I know this question may have been asked before, but I have a question about PIP. When I have a PIP up on my 921, the clarity is beautiful, almost HD quality. But once you switch to that channel it goes back to a normal SD picture. Can someone explain why it does that and why can't it be permanent? 

One other question I know I have seen the answer but have forgotten; is there any way to tell what tuner you are on at any given time?


----------



## harsh (Jun 15, 2003)

dalucca said:


> But once you switch to that channel it goes back to a normal SD picture. Can someone explain why it does that and why can't it be permanent?

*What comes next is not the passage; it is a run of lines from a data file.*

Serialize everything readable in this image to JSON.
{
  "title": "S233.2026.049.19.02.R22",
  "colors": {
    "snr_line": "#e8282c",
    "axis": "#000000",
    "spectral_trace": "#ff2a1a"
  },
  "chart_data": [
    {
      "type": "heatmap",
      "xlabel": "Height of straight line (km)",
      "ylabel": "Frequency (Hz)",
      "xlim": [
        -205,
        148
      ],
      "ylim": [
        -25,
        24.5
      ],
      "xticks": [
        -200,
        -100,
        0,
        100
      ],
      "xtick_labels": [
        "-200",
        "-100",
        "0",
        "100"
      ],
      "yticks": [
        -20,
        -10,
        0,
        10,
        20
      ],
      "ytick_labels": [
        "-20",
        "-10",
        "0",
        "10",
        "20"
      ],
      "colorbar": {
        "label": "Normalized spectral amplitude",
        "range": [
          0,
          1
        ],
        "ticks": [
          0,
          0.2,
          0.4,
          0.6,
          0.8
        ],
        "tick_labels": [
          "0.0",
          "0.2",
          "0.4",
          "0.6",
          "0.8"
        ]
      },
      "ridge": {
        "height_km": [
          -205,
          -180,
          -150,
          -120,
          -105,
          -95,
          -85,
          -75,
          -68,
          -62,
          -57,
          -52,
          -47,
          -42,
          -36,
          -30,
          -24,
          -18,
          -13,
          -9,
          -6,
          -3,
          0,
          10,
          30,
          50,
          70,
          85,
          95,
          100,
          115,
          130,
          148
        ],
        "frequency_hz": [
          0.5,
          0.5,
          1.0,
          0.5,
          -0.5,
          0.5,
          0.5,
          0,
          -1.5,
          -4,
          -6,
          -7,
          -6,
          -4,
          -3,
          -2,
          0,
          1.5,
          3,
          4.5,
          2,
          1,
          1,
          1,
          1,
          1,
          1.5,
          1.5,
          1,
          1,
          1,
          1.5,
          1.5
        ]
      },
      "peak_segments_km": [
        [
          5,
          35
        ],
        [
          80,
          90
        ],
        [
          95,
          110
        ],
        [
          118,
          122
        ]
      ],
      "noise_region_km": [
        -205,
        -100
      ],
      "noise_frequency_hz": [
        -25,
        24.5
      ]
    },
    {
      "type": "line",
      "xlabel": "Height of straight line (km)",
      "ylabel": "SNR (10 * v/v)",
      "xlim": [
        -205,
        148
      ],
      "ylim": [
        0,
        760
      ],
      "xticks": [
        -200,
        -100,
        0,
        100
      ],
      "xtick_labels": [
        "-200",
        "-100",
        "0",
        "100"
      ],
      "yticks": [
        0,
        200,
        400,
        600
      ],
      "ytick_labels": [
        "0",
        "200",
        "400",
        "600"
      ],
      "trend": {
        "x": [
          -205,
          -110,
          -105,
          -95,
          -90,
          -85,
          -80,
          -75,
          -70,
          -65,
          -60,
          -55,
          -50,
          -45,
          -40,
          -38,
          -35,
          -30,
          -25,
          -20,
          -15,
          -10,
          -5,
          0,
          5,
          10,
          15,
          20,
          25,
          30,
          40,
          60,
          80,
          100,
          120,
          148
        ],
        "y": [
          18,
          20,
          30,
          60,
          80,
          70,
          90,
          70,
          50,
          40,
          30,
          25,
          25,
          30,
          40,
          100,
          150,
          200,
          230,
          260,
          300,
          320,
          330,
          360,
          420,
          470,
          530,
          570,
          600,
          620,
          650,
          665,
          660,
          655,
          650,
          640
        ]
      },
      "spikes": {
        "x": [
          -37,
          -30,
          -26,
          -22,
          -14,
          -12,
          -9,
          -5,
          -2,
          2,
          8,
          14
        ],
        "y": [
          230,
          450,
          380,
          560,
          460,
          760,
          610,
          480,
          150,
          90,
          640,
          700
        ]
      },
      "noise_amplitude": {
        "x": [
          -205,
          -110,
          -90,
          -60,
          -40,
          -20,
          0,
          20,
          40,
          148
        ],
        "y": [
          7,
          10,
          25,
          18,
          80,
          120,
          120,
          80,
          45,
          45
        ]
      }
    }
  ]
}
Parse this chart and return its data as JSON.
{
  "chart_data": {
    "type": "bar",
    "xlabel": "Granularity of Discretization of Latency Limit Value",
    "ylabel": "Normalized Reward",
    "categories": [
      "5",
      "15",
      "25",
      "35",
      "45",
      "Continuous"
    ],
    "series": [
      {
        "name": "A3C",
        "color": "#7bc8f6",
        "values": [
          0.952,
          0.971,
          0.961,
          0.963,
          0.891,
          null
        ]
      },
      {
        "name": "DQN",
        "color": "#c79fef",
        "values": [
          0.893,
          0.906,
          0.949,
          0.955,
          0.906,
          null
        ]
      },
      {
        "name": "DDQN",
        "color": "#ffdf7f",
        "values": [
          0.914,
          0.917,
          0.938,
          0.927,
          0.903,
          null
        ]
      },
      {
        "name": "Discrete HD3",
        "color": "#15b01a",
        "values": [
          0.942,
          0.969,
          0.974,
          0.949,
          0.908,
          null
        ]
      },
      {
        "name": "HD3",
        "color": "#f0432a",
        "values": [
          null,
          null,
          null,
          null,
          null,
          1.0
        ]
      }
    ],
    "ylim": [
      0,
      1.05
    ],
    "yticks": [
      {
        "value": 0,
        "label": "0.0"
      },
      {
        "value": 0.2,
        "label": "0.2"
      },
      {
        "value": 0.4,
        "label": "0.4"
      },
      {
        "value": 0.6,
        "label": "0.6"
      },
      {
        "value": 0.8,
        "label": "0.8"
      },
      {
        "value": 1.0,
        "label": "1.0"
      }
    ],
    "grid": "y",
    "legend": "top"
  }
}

Think of it like expanding a 640x480 movie to fill your monitor on your computer. What you see on your TV is the same thing.


> One other question I know I have seen the answer but have forgotten; is there any way to tell what tuner you are on at any given time?


Only if you're watching the one and only OTA tuner.


----------



## Michael P (Oct 27, 2004)

If you know the satellite & transponder number of the channel you are watching try going to the "Point Dish" screen. If transponder on tuner 1 comes up on 119 tr 12 and you were watching something you know is on 110 tr 15, flipping to tuner 2 should be on 110 tr 15.

NOTE: Don't try this while a recording is going on! (there should be a warning message to stop the recording first)


----------